= Alexander Edward =

Alexander Edward (10 June 1651 – 16 November 1708) was a priest of the Scottish Episcopal Church who later became a draughtsman, architect and landscape designer. He was a stylistic follower of Sir William Bruce, and planned several gardens in the grand French axial manner.

==Early life==
Alexander Edward was the eldest son of Robert Edward, minister at Murroes in Angus, who was related by marriage to the Maule family, and as such enjoyed the patronage of the Maule Earls of Panmure. Alexander's diary records that his family had to hide from Cromwell's Puritan troops in the 1650s, and also that he had a squint. He graduated from the University of St Andrews in 1670.

Edward was not ordained until 1679, and his activities during the 1670s are unknown. At this time, his father was writing a description of Angus, and preparing a map to accompany the book, entitled Angusia, Provincia Scotiae. The work was commissioned by George Maule, 2nd Earl of Panmure, and published in 1678. John Lowrey has suggested that Alexander assisted with Angusia, acquiring skills as a draughtsman and cartographer. Lowrey also speculates that he may have come into contact with Sir William Bruce at this time, as Bruce designed new gates for Panmure House in 1672.

Edward was one of the pallbearers at the funeral of Archbishop Sharp, the churchman murdered by Presbyterian Covenanters in 1679. From 1681 he was minister of Kemback in Fife, until 1689 when he was deprived of his parish as a non-juror, following the establishment of the Presbyterian Church of Scotland. Despite this, he was still minister in 1694, despite his manse being attacked by a mob in 1691.

==Architectural works==
In around 1685, apprenticed to the Alloa master mason Tobias Bauchop, he prepared plans and elevations of Kinross House, designed by the King's architect Sir William Bruce as his own country house. He worked as Bruce's draughtsman again on an unexecuted scheme for the house and gardens of Kinnaird Castle, Angus. He drew up plans for Melville House in Fife, where Bruce was also involved, and where James Smith served as main contractor and designer.
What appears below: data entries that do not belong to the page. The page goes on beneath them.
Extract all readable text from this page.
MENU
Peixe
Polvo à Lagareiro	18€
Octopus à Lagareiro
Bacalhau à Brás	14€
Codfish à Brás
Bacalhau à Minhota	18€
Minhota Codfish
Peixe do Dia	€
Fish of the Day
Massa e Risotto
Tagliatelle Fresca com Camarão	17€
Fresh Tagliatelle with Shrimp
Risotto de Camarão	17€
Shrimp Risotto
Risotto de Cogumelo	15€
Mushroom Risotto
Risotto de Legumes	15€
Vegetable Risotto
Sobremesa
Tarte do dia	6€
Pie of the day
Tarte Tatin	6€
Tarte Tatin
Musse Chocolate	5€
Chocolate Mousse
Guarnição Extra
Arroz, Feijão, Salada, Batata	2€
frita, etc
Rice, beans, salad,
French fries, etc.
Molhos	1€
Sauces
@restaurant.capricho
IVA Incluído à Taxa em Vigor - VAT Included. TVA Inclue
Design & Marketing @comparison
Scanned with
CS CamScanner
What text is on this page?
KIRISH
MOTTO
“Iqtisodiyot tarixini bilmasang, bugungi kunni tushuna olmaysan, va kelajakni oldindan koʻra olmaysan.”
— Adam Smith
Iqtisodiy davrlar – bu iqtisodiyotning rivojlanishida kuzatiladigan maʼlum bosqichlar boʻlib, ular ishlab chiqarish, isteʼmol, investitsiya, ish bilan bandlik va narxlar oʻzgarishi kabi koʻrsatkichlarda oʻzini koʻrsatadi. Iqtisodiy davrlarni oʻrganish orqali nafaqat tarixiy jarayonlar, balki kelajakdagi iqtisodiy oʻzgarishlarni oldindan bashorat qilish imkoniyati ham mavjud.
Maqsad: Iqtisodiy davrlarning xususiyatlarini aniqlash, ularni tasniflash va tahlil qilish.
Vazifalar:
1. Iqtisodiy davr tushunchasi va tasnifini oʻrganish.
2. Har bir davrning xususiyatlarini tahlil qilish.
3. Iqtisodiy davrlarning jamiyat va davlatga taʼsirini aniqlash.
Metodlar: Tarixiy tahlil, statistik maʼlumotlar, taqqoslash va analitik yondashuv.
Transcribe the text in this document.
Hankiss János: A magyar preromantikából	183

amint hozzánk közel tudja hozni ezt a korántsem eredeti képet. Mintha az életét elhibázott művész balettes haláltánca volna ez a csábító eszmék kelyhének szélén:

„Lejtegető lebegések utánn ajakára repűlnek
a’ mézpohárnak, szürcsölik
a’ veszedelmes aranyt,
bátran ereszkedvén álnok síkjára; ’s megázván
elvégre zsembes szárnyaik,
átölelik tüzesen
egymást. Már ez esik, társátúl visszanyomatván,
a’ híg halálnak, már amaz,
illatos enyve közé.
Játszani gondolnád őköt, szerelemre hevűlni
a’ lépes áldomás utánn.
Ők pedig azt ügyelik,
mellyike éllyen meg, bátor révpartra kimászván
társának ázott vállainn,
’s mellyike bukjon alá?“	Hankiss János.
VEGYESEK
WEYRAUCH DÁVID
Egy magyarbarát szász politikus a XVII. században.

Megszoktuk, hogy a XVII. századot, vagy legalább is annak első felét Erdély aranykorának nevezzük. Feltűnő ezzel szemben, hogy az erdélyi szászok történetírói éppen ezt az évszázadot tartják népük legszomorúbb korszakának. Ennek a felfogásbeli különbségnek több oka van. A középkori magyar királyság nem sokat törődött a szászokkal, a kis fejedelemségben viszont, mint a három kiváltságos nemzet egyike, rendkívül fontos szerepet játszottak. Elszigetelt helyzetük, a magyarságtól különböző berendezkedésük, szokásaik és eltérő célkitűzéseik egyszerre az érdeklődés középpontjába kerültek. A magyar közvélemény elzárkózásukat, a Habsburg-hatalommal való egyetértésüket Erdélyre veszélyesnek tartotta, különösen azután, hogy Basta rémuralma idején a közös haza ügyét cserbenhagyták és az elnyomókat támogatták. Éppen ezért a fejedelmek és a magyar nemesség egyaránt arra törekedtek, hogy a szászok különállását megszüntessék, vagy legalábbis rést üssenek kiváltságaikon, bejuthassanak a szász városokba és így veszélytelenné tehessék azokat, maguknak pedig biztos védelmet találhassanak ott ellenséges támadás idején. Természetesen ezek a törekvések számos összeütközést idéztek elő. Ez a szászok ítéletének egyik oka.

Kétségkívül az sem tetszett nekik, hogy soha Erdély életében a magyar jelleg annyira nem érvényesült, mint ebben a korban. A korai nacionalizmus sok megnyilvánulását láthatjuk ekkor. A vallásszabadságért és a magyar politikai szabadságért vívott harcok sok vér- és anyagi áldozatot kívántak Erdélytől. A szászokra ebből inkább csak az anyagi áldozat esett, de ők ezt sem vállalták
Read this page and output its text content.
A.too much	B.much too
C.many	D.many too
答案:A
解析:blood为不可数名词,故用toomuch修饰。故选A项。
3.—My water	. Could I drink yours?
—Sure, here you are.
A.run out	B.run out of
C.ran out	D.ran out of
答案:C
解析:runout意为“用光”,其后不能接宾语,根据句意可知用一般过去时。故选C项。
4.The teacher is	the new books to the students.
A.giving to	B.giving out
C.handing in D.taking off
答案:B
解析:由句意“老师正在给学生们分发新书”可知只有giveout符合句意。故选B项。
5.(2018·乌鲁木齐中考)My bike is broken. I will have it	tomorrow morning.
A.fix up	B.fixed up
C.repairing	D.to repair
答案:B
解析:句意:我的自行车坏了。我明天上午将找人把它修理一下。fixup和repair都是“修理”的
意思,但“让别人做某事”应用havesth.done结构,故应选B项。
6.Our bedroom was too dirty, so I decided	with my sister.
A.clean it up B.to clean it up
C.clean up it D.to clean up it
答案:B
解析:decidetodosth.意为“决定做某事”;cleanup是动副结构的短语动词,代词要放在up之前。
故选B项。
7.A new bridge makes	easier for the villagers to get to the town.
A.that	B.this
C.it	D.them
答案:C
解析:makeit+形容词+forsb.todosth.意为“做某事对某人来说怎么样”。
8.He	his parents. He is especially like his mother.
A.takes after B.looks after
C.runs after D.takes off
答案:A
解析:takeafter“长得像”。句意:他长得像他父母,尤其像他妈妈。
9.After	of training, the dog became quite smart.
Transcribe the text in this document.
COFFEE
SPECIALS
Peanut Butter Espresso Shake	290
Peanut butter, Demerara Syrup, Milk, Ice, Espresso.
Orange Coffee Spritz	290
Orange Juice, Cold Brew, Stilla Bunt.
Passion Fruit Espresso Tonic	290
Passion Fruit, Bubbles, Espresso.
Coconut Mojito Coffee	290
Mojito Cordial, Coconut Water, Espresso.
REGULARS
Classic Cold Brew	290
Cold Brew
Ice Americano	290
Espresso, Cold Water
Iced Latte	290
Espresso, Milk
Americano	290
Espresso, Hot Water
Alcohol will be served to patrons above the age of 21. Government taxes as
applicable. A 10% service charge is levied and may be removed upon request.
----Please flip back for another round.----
In 1699, he made a drawing of Falkland Palace for its keeper, the 2nd Marquis of Atholl.

Edward's first architectural commission came from James Maule, 4th Earl of Panmure, for the reconstruction of Brechin Castle as a country seat, on which he worked from 1696 to 1708. This remains his only known substantial work, and shows the stylistic influence of William Bruce. In 1700, he was involved in the building of Rossie House in Angus for Patrick Scott (now demolished), and he also oversaw interior works at Kellie Castle, Angus, another Maule property. He may have been responsible for the designs of Careston Castle, which was extended from an L-plan to a symmetrical U-plan shape in 1702. He made a survey of the Castlestead or Nether Palace at Falkland Palace. In 1704, he designed the monument to John Murray, 1st Marquess of Atholl in Dunkeld Cathedral.

==Travels to Europe==
He was sent on a fact-finding mission in 1701–02 by a group of Jacobite-leaning nobles, led by the Earls of Mar and Panmure. Edward was charged with visiting country seats in England, including Chatsworth and Castle Howard, before meeting various well-known craftsmen in London. He was then to travel to Paris and the low countries, visiting Versailles, Marly and St Cloud. His main aim was to collect material on the most up-to-date architectural styles, as well as observing land improvements, water works, mines and other projects. He bought plans, made sketches and took notes, building up a large collection of material, which several of his patrons attempted to secure on Edward's death. Another, more secret, purpose to his journey was to convey coded letters from the Duke of Hamilton to James Stuart, the "Old Pretender", at his court-in-exile at Saint-Germain.

==Landscape gardening==
Edward assisted William Bruce with the layout for the gardens at Hopetoun House, as well as at Kinross. In 1708 Edward prepared drawings for the "Great Design" of the landscape around Hamilton Palace, for Duchess Anne Hamilton. The enormous scheme included plantations, forest rides, and mounds in the shape of the cinquefoils of the Hamilton arms. It was never fully realised, due to the deaths of Edward that year, and of Anne in 1716, and due to the expense of the proposals. However, the Nethertoun area of Hamilton was demolished, and a great avenue laid out, later terminated by William Adam's Chatelherault.

==Death==
Alexander Edward died in Edinburgh, and was buried in Greyfriars Kirkyard. The antiquary Robert Sibbald described him as a "great master in architecture, and contrivance of avenues, gardens and orchards".